Just Cities for Children: Developing an evidence-based framework through action research and learning

Author(s)
Das, J.
Publication language
English
Pages
10pp
Date published
01 Jan 2014
Type
Research, reports and studies
Keywords
Children & youth, Urban
Countries
Cambodia, Indonesia, India, South Africa, Lebanon, Bolivia

As is the case with almost all aid agencies, World Vision has traditionally worked with poor rural communities, focusing on children’s well-being through community-based Area Development Programmes. However, with more than one billion children (almost half the world’s children) now living in cities and urban areas, it is appropriate that the organisation turn its attention to the vulnerable children in cities.
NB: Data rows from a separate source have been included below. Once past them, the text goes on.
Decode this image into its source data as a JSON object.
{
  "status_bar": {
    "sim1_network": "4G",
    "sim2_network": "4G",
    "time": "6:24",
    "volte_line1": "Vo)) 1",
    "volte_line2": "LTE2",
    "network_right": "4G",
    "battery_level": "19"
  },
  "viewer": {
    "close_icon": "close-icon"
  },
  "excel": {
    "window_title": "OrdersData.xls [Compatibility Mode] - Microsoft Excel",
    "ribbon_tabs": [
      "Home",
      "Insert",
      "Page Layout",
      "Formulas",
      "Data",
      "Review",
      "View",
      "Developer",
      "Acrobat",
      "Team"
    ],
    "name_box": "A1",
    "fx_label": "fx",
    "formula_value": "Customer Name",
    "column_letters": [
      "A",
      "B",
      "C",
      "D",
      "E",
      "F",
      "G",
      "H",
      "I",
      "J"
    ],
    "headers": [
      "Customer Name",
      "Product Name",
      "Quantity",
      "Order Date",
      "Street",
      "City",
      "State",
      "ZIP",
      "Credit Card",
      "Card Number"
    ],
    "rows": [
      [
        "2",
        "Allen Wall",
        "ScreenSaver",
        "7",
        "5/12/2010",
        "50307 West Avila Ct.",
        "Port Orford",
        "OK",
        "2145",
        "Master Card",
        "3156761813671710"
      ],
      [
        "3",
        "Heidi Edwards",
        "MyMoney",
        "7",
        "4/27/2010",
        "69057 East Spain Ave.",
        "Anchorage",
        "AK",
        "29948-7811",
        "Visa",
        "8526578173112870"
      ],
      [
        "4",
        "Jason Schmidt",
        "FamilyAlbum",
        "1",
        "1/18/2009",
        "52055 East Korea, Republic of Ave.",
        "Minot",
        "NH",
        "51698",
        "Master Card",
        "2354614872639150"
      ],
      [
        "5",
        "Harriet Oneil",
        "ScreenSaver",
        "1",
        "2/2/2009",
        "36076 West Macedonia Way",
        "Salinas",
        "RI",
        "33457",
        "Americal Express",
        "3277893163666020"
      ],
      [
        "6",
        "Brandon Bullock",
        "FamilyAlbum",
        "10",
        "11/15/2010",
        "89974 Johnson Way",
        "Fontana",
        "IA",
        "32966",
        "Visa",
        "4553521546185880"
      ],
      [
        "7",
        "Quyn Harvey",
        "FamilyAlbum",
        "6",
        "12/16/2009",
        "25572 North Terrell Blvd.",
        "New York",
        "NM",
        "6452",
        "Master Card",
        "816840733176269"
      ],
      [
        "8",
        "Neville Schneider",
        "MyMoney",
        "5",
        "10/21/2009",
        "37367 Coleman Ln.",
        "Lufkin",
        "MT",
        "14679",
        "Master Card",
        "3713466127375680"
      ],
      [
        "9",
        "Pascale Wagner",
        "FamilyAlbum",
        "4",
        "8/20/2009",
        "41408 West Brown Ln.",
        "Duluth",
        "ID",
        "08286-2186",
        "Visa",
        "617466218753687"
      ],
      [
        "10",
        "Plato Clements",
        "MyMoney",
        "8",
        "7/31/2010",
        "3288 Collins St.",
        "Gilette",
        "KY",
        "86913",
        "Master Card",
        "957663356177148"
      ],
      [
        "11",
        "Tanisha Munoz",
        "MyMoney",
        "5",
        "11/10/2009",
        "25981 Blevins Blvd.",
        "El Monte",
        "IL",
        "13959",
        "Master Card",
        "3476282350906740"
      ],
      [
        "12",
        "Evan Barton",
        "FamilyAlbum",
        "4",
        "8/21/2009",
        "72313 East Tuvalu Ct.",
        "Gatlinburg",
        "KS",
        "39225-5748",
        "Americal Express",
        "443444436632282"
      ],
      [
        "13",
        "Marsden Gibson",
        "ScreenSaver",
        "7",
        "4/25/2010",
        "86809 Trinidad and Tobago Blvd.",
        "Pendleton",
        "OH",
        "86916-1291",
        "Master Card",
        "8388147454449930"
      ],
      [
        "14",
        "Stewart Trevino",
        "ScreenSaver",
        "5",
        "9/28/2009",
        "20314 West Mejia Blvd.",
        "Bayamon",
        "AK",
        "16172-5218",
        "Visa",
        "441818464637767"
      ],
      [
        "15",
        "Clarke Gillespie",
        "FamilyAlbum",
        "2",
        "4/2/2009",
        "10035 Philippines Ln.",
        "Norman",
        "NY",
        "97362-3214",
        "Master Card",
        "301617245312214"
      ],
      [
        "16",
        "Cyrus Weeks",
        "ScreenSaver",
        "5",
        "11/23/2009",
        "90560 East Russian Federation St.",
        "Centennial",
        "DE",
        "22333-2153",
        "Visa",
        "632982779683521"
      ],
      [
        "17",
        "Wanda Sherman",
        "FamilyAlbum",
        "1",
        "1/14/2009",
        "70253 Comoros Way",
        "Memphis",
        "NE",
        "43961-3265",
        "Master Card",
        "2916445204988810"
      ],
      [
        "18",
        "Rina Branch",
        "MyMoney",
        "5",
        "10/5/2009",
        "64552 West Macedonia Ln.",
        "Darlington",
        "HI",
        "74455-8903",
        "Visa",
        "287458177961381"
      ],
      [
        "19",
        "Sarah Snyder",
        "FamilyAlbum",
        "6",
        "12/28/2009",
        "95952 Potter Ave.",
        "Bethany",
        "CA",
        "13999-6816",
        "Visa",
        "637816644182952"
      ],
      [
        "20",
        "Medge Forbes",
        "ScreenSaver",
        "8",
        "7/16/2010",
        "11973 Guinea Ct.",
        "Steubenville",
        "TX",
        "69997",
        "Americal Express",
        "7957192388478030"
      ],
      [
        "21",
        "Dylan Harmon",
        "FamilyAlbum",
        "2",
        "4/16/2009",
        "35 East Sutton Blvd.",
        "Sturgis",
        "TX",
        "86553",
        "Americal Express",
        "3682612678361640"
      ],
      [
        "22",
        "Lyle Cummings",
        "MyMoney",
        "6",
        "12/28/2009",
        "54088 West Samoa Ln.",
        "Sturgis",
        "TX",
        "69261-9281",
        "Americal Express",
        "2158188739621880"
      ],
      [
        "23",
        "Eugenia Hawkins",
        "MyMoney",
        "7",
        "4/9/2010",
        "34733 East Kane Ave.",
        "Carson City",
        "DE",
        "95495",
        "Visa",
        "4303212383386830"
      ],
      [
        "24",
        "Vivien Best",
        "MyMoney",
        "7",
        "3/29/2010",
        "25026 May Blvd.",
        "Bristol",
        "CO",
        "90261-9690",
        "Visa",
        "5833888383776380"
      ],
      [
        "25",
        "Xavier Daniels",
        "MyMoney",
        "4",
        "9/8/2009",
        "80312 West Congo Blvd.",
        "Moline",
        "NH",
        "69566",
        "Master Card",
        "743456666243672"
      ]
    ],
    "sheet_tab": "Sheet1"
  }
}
World Vision’s Centre of Expertise for Urban Programming (Urban CoE) was set up in 2010 to provide technical leadership on urban programming and drive an urban-poverty learning agenda within the organisation. In an effort to test the applicability of World Vision’s rural models to urban settings, and to discover emerging urban practices, six World Vision field offices were identified to launch urban pilot projects. These are Cambodia, Indonesia, India, South Africa, Lebanon and Bolivia. This report begins to formalise and share what World Vision has learned about working in urban settings, slums and informal settlements, comparing this emerging knowledge across diverse, dense, dynamic urban contexts to determine implications for programming impact and to generate insights into approaches to urban programming, funding and organisational adaptation.